Ripple, one of the most prominent firms in the cryptocurrency companies, said Monday night that the Securities and Exchange Commission is planning to begin a surprise lawsuit against the corporation over the possible sale of unlicensed securities, according to a report by Fortune.
Ripple CEO Brad Garlinghouse and cofounder Chris Larsen are identified as defendants in the lawsuit. The SEC filed the case on Tuesday afternoon, charging that the firm and officials exchanged $1.3 billion in unregistered stock.
The action will follow years of discussion between the business and the department as to whether XRP, the digital currency affiliated with Ripple, is a security, which must be registered with the regulator.
The third most famous cryptocurrency is XRP, which is estimated to have a market cap of $23 billion.
Bitcoin and Ethereum Safe, But Ripple…
In recent years, the SEC has ruled that Bitcoin and Ethereum, the two most valuable cryptocurrencies, are not stocks, partly on the basis that they are autonomous without any entity or corporation in control of them.
XRP differs from Bitcoin and Ethereum in that the latter two currencies are minted in a sluggish, continuous process called mining. For a corporation called Ripple Labs in 2012, Larsen and others, by contrast, created 100 billion XRP units in one fell swoop.
Although Ripple continues to possess the lion’s share of XRP, the majority of its treasury is stored in inventory to be distributed in anticipated allotments. In comparison, Garlinghouse and Larsen also hold a considerable number of XRP. This structure led some observers to consider that XRP was more akin to a company’s portfolio than to a currency.

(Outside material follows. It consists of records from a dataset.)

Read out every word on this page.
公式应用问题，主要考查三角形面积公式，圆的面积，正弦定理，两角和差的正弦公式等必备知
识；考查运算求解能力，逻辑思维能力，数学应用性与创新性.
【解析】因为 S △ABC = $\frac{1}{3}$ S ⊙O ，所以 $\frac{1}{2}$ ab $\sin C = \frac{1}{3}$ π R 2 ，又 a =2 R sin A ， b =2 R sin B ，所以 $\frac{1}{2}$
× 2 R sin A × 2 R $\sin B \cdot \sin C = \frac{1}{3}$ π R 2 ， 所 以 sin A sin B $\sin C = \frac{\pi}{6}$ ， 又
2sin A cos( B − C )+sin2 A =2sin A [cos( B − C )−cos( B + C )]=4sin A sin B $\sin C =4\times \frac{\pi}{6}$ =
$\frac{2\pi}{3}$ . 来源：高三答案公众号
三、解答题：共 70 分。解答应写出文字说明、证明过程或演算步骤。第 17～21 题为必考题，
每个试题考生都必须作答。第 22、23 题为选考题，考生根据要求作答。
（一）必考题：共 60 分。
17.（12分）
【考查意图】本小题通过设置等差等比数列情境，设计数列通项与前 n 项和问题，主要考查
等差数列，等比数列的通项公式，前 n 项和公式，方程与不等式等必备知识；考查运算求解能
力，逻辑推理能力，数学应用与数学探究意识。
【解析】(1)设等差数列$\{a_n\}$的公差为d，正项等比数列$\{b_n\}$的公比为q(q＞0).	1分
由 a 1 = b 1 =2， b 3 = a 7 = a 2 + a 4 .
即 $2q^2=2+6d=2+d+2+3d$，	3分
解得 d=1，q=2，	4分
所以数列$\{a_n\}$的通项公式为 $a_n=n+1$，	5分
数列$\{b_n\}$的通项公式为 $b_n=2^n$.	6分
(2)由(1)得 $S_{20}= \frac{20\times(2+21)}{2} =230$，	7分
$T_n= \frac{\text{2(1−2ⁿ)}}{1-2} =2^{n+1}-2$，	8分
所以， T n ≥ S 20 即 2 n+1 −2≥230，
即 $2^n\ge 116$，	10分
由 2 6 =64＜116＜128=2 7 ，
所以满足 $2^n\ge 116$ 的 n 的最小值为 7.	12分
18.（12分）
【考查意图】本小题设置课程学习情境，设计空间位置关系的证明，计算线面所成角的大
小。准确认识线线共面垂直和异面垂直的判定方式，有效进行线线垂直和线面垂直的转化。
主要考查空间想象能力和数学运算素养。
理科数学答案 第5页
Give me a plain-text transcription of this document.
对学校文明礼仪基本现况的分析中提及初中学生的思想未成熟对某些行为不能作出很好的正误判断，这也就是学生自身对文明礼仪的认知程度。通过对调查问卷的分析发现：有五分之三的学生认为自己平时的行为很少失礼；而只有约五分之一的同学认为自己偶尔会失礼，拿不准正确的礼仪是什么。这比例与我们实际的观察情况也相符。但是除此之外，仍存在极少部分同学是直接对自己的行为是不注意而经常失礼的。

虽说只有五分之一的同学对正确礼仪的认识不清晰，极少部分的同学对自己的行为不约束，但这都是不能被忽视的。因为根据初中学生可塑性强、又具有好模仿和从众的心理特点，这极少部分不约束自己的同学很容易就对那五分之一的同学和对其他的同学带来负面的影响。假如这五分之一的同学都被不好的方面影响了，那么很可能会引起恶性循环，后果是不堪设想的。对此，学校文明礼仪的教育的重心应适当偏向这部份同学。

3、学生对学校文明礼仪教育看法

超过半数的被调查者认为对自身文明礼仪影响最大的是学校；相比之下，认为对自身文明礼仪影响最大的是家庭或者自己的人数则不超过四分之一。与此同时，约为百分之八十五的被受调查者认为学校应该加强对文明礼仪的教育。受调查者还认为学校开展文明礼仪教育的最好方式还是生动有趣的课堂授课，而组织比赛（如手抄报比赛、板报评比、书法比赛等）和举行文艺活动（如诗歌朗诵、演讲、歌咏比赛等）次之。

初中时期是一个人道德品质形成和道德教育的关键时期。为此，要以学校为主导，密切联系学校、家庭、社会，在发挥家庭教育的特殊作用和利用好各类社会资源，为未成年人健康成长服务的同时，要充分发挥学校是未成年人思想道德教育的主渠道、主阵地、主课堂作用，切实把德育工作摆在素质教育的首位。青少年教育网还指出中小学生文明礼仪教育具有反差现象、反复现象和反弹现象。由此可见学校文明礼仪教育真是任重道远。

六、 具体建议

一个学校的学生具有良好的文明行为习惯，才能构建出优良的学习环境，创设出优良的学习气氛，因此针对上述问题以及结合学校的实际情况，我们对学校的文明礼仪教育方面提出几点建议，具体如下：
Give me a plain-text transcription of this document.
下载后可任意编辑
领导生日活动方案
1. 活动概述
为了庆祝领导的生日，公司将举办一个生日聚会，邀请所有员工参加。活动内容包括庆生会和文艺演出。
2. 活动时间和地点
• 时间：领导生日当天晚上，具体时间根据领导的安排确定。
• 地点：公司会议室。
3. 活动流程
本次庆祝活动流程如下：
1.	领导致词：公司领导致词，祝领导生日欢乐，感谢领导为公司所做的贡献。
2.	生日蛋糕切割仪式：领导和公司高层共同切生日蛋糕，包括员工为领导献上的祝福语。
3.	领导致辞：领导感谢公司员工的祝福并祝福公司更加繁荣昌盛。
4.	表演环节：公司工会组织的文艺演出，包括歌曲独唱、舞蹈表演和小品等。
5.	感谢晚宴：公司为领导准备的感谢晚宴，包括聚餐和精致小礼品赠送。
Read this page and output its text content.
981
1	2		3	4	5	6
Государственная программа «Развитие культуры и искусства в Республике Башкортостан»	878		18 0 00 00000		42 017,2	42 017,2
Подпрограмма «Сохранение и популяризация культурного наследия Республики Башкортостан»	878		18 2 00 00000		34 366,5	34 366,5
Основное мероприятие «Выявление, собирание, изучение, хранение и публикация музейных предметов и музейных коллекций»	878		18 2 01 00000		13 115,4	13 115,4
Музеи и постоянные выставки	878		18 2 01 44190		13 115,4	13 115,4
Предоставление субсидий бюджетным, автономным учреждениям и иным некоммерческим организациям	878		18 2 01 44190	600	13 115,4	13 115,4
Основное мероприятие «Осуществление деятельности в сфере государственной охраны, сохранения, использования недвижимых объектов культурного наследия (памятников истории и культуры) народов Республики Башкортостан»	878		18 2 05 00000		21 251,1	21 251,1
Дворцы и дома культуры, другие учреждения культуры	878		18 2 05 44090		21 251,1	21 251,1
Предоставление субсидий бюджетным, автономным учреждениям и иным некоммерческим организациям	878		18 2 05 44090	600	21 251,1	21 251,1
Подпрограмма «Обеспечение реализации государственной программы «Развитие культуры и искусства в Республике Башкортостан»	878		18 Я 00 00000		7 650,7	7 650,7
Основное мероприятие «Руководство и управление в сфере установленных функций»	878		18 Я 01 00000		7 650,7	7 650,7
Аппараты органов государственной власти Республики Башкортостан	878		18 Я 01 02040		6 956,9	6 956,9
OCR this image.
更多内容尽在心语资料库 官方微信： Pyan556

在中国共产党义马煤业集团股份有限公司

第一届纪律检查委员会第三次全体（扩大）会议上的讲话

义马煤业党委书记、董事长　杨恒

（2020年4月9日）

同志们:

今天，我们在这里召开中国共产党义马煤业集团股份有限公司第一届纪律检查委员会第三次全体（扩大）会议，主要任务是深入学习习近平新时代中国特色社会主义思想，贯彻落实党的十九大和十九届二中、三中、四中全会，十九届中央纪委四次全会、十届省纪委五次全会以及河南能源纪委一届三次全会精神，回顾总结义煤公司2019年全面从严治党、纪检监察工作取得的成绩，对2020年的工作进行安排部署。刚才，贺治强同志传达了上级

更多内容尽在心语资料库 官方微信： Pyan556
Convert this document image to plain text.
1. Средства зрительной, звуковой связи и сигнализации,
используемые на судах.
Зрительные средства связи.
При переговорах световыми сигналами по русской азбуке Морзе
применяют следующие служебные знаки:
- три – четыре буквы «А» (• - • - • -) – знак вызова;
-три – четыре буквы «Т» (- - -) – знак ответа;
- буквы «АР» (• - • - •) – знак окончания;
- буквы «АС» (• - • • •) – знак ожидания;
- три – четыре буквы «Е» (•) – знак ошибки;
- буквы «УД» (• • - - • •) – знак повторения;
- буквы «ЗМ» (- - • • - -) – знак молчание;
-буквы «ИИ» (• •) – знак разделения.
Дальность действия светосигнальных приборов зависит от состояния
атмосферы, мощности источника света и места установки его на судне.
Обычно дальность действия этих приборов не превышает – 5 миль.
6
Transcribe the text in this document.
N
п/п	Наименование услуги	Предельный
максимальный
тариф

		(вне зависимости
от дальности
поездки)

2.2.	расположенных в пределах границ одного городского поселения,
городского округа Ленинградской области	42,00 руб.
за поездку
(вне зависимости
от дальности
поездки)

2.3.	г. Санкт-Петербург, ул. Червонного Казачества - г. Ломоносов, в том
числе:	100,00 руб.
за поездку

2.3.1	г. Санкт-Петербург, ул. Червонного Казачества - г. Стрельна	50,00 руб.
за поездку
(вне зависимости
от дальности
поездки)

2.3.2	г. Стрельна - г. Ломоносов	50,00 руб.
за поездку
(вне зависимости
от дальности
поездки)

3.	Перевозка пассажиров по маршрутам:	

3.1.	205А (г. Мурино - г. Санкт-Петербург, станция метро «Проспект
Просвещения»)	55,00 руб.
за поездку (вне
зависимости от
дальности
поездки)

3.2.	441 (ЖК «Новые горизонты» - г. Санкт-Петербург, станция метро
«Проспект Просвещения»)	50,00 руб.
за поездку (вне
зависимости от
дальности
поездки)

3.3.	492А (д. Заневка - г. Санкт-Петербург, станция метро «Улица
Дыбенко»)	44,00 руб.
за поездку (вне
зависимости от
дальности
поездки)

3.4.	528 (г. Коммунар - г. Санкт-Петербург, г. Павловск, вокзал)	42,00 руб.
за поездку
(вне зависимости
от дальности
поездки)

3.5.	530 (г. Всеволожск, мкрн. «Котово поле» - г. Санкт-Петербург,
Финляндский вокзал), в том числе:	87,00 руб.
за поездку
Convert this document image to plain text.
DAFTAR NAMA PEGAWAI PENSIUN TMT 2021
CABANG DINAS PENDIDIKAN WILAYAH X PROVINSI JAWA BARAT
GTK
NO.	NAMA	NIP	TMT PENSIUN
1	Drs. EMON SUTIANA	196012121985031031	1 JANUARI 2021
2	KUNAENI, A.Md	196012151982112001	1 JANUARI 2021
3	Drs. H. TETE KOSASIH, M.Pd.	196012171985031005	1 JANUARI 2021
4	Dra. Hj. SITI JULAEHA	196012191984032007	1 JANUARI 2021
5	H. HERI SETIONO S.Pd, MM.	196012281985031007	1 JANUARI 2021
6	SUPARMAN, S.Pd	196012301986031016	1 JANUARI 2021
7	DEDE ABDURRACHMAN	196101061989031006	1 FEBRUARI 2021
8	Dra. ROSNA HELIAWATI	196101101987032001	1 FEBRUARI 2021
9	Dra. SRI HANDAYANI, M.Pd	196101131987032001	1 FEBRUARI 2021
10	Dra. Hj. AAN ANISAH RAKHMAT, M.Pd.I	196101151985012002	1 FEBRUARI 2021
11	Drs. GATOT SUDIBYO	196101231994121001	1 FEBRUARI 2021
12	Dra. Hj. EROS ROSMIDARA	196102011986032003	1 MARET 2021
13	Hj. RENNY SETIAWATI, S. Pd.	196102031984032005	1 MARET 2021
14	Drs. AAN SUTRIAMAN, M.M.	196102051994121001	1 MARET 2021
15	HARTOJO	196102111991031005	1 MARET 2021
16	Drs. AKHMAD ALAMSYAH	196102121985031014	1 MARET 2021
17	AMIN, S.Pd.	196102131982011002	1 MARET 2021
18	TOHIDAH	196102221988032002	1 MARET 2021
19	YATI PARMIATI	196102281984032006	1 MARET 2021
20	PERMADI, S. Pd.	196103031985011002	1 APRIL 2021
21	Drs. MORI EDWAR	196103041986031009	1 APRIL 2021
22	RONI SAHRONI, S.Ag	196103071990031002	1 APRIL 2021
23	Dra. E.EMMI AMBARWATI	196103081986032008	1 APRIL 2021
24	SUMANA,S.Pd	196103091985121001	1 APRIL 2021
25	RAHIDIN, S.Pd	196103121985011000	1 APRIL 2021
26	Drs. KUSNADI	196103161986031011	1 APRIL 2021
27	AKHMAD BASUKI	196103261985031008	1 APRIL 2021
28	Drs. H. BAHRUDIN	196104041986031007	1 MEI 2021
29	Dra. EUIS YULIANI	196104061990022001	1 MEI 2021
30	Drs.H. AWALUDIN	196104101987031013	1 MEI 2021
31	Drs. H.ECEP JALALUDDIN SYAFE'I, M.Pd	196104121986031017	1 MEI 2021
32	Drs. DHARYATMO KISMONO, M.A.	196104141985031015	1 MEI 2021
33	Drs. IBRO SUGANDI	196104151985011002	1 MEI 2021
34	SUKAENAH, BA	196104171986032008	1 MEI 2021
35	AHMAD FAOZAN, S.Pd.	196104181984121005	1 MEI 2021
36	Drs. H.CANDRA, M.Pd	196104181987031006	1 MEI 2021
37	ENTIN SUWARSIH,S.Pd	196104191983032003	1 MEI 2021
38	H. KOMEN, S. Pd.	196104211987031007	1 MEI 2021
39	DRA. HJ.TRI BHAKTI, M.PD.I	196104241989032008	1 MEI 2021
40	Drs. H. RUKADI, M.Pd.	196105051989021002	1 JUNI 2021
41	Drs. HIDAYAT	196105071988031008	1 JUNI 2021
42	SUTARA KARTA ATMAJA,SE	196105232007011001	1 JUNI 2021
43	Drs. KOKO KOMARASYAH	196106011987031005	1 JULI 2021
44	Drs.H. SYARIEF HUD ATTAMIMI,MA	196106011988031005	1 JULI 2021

The matter will now be resolved by a federal judge in a situation that would have consequences for the booming cryptocurrency market. The SEC recently won a case involving the messaging service Kik, which offered cryptocurrency tokens to its clients.
A judge ruled unlicensed securities to be the tokens in question in that case.
Ripple’s Preemptive Moves
The legal dustup comes months after Larsen and other Ripple administrators suggested that, in answer to what they claim is regulatory overbearing conduct, the company will move its headquarters outside the U.S.
Garlinghouse said on Monday that it was “confusing” that the SEC will pursue prosecution even if countries like Singapore, Switzerland, and Japan declined to treat XRP as a precautionary move.
Ripple has strongly fought back on the notion of XRP being a defense for years. The corporation notes that, if it desires, it has no discretion to tap reserve funds and that XRP has been extremely localized in cross-border trading since it is used as a bridge currency by banks and other retailers.
According to Garlinghouse, the concept of XRP by the SEC as a defense governed by Ripple is akin to the view of oil as a security managed by Exxon.
Ongoing Regulation of Cryptocurrencies
The SEC is not the only regulator in the United States drawing the ire of blockchain developers. Over the last week, the Treasury Department has also implemented a rule that would require banks and exchanges like Coinbase to verify the identity of so-called unhosted machines and app wallets that will deal with Bitcoin and other cryptocurrencies.
Critics contend that the move could stifle the emerging economy known as’ decentralized finance (DeFi)’ and complain that the proposed legislation, which will include the holidays, has too restricted a 15-day review period.
Garlinghouse describes the Treasury decision and the SEC situation as parting shots by Trump administration officials that are relentlessly hostile to cryptography. He hoped that the industry would find greater favour with the current Biden administration.
He says that, in the meantime, Ripple plans to litigate.
“Garlinghouse said, adding, “We’re trying to stay on the right side of history.”